Mariam Ndiaye: I completely agree. I met Newton in Cannes three years ago. We talked for only ten minutes and, when I was back in Paris, he called to ask me to be part of this project. He had never seen me play; I told him he was crazy to ask me to play such a deep character without knowing me. He said he trusted me entirely. We rehearsed for three weeks. Newton wanted us to understand how the characters came to feel such or such emotion, what had happened to them. He took us aside to ask us how we felt. We were entirely free. He won our trust and each of us found our own path to get closer to our characters. We were guided personally.
Emile Abossolo: One of the great advantages of working with Newton is we share the same approach to our professions. He spoke earlier of mental colonization: I find that we all live in other people’s nightmares. Other people tell us what to do and how to act. It is not just a question of black and white but it is a system. It brings us back to schoolteachers and parents. Some people say that actors play a part and are therefore lying. According to me, an actor is above all a person who finds a way of dreaming his world, of pushing aside all that he has been told in order to find his own truth. Newton doesn’t ask his actors to cheat. It is the least thing to do for the spectator who has come all the way to the cinema and has paid for his ticket. There mustn’t be any clichés. Some directors criticize their actors for not playing their part in an ‘African’ way. An actor acts and is not dictated to. He reflects one point of view, not a unique truth. He is anything but a politician or a manipulator. Funeral was true bliss because he trusted us. We weren’t afraid of being wrong or judged. In their interviews, great actors such as Robert De Niro or Samuel L.Jackson said they were extremely unhappy when directors didn’t give them the freedom to express themselves. When I was younger, I asked: « Why do you say f(x) and not v(x)? » and the teacher answered: « That’s the way things are ». It was very annoying.
Newton Aduaka: Basically, we tried to create a space where we try to find ourselves and the truth.
Tell us about your work with the soundtracks. There is a real fusion of sound and music. In Ezra, violence is very much suggested by the sound, rather than by the music.
Sound adds another dimension to images. Rage was full of hip-hop music. Each piece of music is carefully chosen and expresses something. It either counterpoints or illuminates something. I use music in a more abstract way, to create sensation. Ezra is 95% bass. The sound becomes a space in which all images exist. It does something to the spectator. I tend to counterpoint the violence on screen with music or sound that suggests the sadness of the situation. I never heighten violence, because I hate it. However, I can’t deny it because it is part of our world. The soundtrack gives the spectator the director’s point of view.
Tell us about the structure of Ezra, which is not linear but seems to be built on the interaction between the characters.
Once again, it is driven by the characters. The structure of the screenplay is never the same when on screen. Screenplays are very thought-out, meticulously analyzed. But when you walk on the set, you interpret the screenplay.
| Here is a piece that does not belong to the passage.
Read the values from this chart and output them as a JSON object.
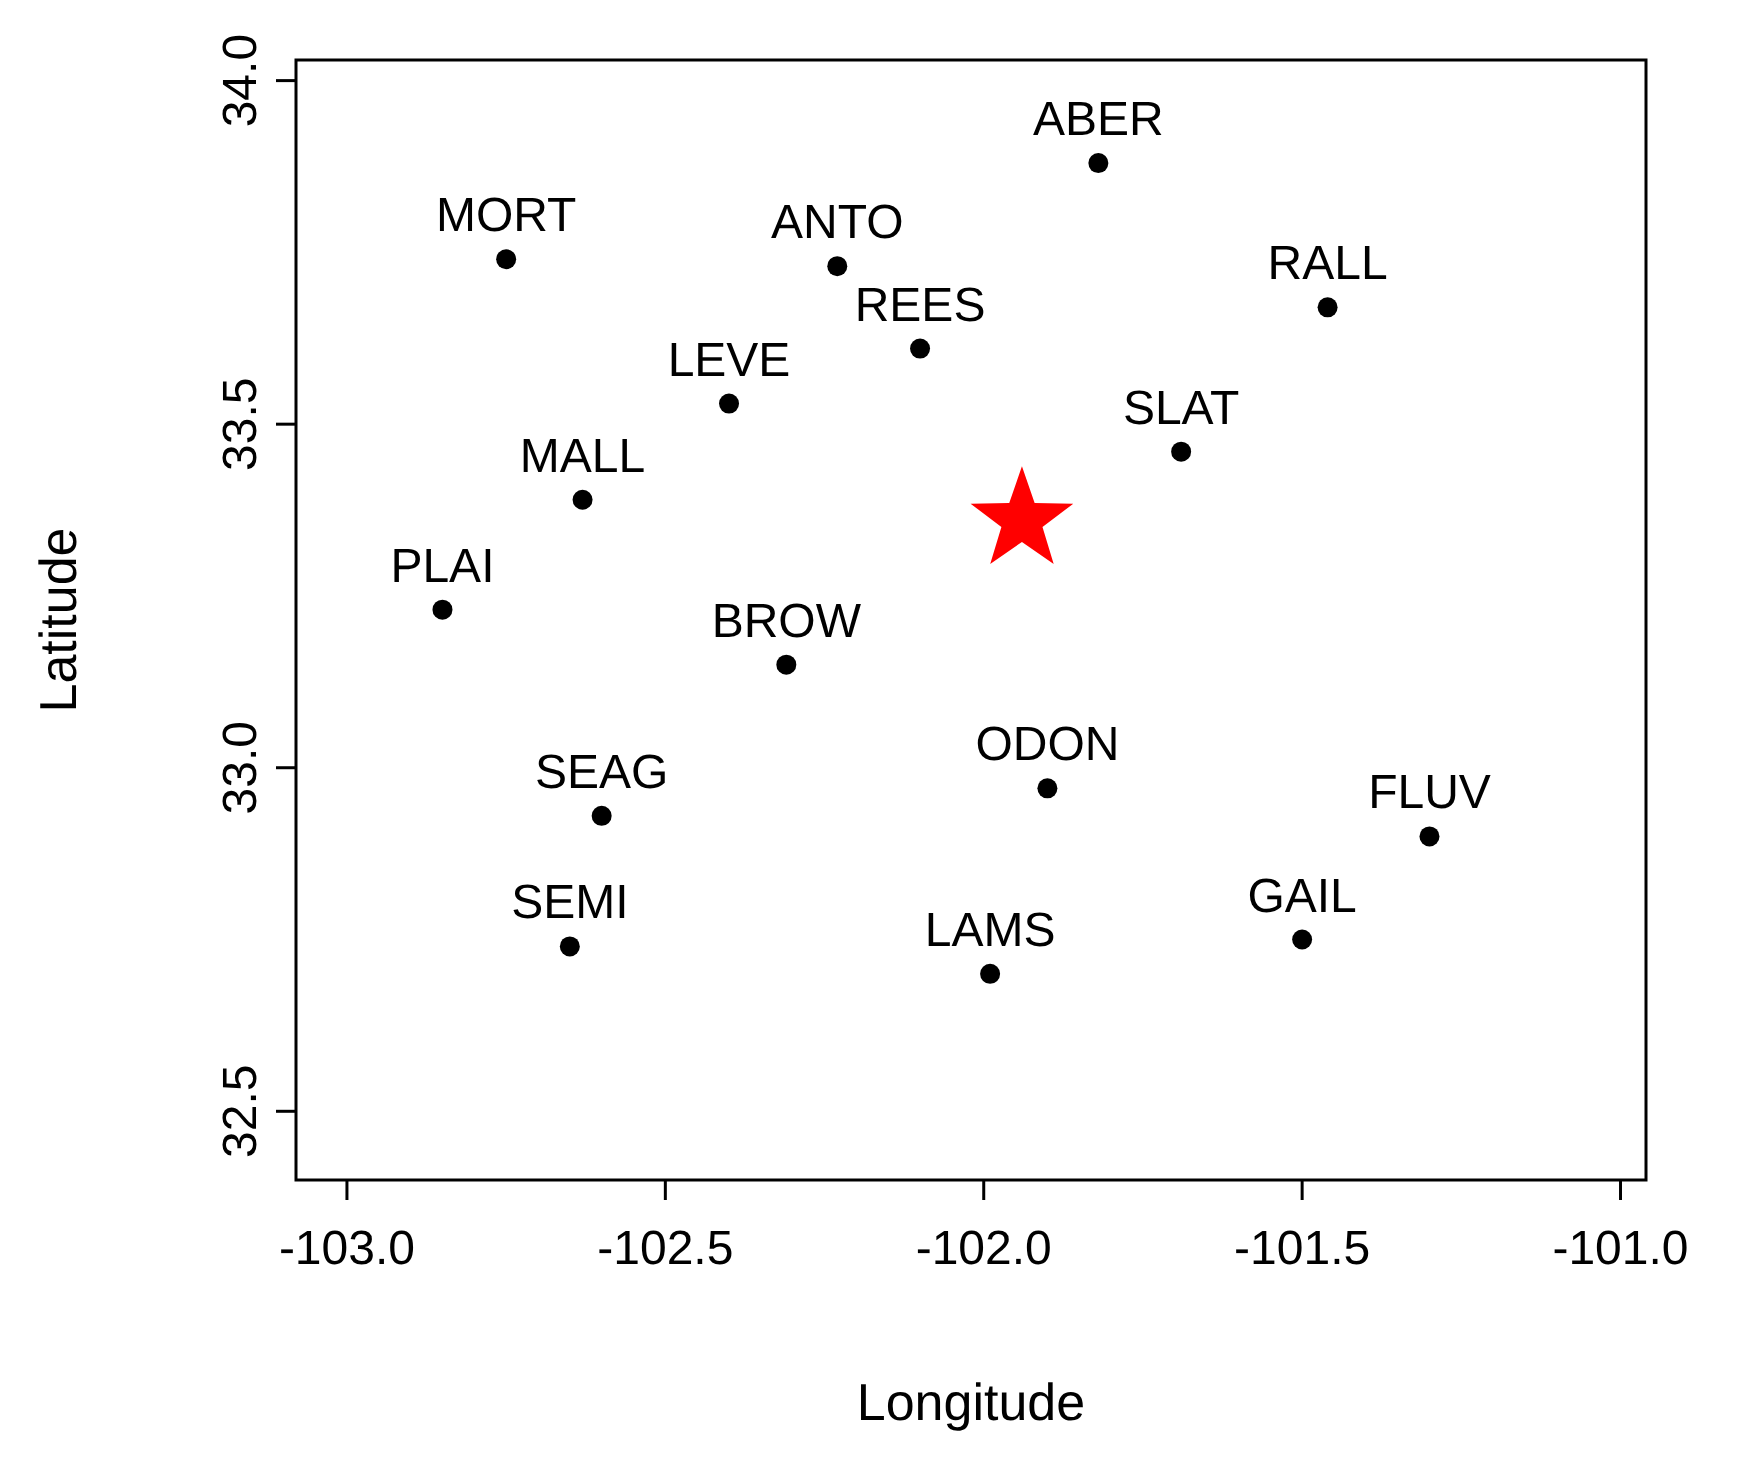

It is only a guide for the rehearsals as we always progressively discover new things. Sometimes, we change a point of view in a scene. I try to bring in things from outside into the screenplay, such as real emotions. In the editing, we go back to rigorous analysis. If the script doesn’t work, we can create new scenes anytime on set. The character of Terminator and the young boy’s murder were created on set. It felt as if something was missing before we added those elements.